Hotelling in 1947 (more from NIST) introduced the T^2 statistic which is a scalar that combines the information about the distribution of samples in several measurement dimensions. This statistic can be thought of as the multivariate extension of Student’s t-statistic. The expression for the statistic can be given in terms of the vector value of the mean, \bf{m}, observations \bf{X} and inverse covariance matrix \bf{S}^{-1}: T^2 = c( \bf{X-m’} ) \bf{S}^{-1} ( \bf{X-m} ) \, .

By taking into account the correlation of multiple variables practitioners can more effectively control the rates of false positive and false negative alerts in multivariate systems.

#Industrial Systems are A Great Frontier for Data Scientists and Knowledge Exchange

People in lots of different domains are recognizing the value of data and the opportunities present to work in a data driven fashion. In particular to value of data that is being recorded can be surfaced to use historical data to support real time actions and decision making. This bottom up approach of understanding engineered systems based on the data is made more powerful from the availability of low-cost computation and storage, the advancement in computational statistical methodologies, and the improvement in engineering understanding of how to handle data among the workforce.

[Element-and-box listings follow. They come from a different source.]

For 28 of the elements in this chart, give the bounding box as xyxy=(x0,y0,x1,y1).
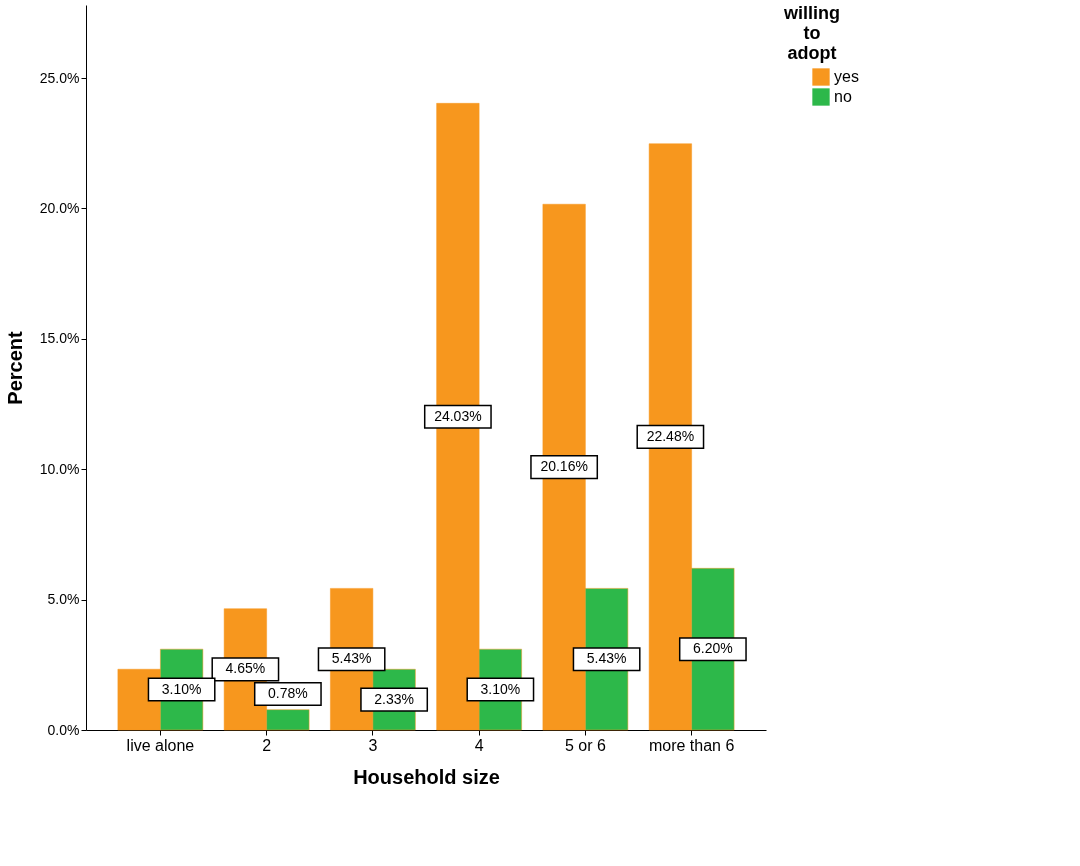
x-tick-label: 2 xyxy=(262,736,272,754)
data-label: 3.10% xyxy=(480,680,521,697)
legend-title: willing to adopt xyxy=(783,3,840,63)
data-label: 5.43% xyxy=(586,650,627,667)
legend-label: yes xyxy=(834,68,859,85)
y-tick-label: 15.0% xyxy=(39,330,80,347)
y-tick-label: 5.0% xyxy=(47,591,80,608)
x-tick-label: live alone xyxy=(126,736,195,754)
data-label: 6.20% xyxy=(693,640,733,657)
y-tick-label: 20.0% xyxy=(39,199,80,216)
data-label: 5.43% xyxy=(331,650,372,667)
x-tick-label: 3 xyxy=(368,736,378,754)
data-label: 4.65% xyxy=(225,660,266,677)
y-axis-title: Percent xyxy=(3,330,26,405)
data-label: 3.10% xyxy=(161,680,202,697)
data-label: 2.33% xyxy=(374,690,414,707)
y-tick-label: 10.0% xyxy=(39,460,80,477)
data-label: 0.78% xyxy=(268,685,308,702)
x-tick-label: more than 6 xyxy=(648,736,735,754)
data-label: 22.48% xyxy=(646,427,695,444)
y-tick-label: 0.0% xyxy=(47,721,80,738)
x-tick-label: 5 or 6 xyxy=(564,736,606,754)
y-tick-label: 25.0% xyxy=(39,69,80,86)
x-tick-label: 4 xyxy=(474,736,484,754)
legend-label: no xyxy=(834,88,852,105)
x-axis-title: Household size xyxy=(353,765,500,788)
data-label: 24.03% xyxy=(434,407,482,424)
data-label: 20.16% xyxy=(540,458,588,475)
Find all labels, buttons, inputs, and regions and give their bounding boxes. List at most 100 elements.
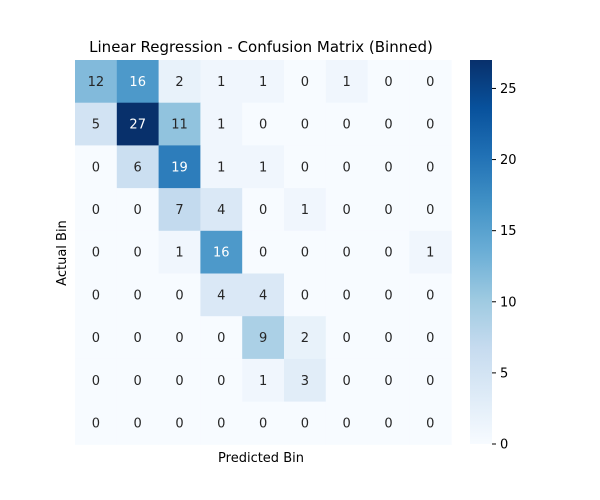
cell-value-label: 4: [217, 288, 225, 303]
heatmap-cell: [325, 102, 369, 146]
cell-value-label: 0: [134, 246, 142, 261]
cell-value-label: 27: [129, 118, 146, 133]
cell-value-label: 1: [217, 118, 225, 133]
cell-value-label: 0: [259, 416, 267, 431]
colorbar-tick-label: 25: [500, 82, 517, 97]
cell-value-label: 0: [134, 331, 142, 346]
cell-value-label: 0: [384, 75, 392, 90]
heatmap-cell: [116, 230, 160, 274]
cell-value-label: 0: [343, 118, 351, 133]
heatmap-cell: [242, 358, 285, 403]
cell-value-label: 0: [426, 416, 434, 431]
cell-value-label: 2: [175, 75, 183, 90]
heatmap-cell: [158, 60, 201, 104]
heatmap-cell: [242, 273, 285, 317]
cell-value-label: 4: [259, 288, 267, 303]
cell-value-label: 0: [426, 288, 434, 303]
cell-value-label: 0: [343, 160, 351, 175]
heatmap-cell: [284, 401, 327, 445]
cell-value-label: 9: [259, 331, 267, 346]
cell-value-label: 11: [171, 118, 188, 133]
cell-value-label: 0: [384, 160, 392, 175]
cell-value-label: 0: [92, 416, 100, 431]
heatmap-cell: [200, 145, 243, 189]
heatmap-cell: [158, 188, 201, 232]
cell-value-label: 0: [92, 288, 100, 303]
cell-value-label: 0: [343, 246, 351, 261]
heatmap-cell: [409, 230, 452, 274]
cell-value-label: 1: [259, 374, 267, 389]
colorbar-ticks: 0 5 10 15 20 25: [492, 82, 517, 453]
heatmap-cell: [367, 102, 410, 146]
heatmap-cell: [158, 358, 201, 403]
heatmap-cell: [367, 401, 410, 445]
cell-value-label: 0: [384, 416, 392, 431]
heatmap-cell: [367, 145, 410, 189]
heatmap-cell: [116, 102, 160, 146]
cell-value-label: 0: [384, 288, 392, 303]
heatmap-cell: [367, 316, 410, 360]
heatmap-cell: [242, 145, 285, 189]
heatmap-cell: [409, 273, 452, 317]
heatmap-cell: [325, 316, 369, 360]
cell-value-label: 0: [301, 118, 309, 133]
heatmap-cell: [116, 358, 160, 403]
cell-value-label: 0: [384, 331, 392, 346]
colorbar-tick-label: 15: [500, 224, 517, 239]
heatmap-cell: [75, 145, 118, 189]
heatmap-cell: [158, 102, 201, 146]
cell-value-label: 1: [426, 246, 434, 261]
heatmap-cell: [325, 358, 369, 403]
heatmap-cell: [75, 273, 118, 317]
heatmap-cell: [116, 60, 160, 104]
heatmap-cell: [75, 401, 118, 445]
cell-value-label: 3: [301, 374, 309, 389]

With a sufficient degree of abstraction a lot of the challenges faced by a network operations engineer, or a site reliability engineering are very similar to those faced by someone monitoring and administering an industrial process. However, there exists a gap in familiarity with the specifics of the problems faced in each domain. This presents an ample opportunity to cross fertilize ideas from multiple previously isolated communities.

It is unlikely the industrial, manufacturing, or chemical engineers will know about columnar data stores, and distributed in memory computation, but traditional big data engineers will have a hard time selling to the chemical manufacturing industry because they don’t understand the problems, and don’t understand the kinds of data and control systems that are already embedded. I expect big advances, and some large enterprises to be formed around this intersection.

Notes:

- Wang, Xue Z. Data mining and knowledge discovery for process monitoring and control. Springer Science & Business Media, 1999.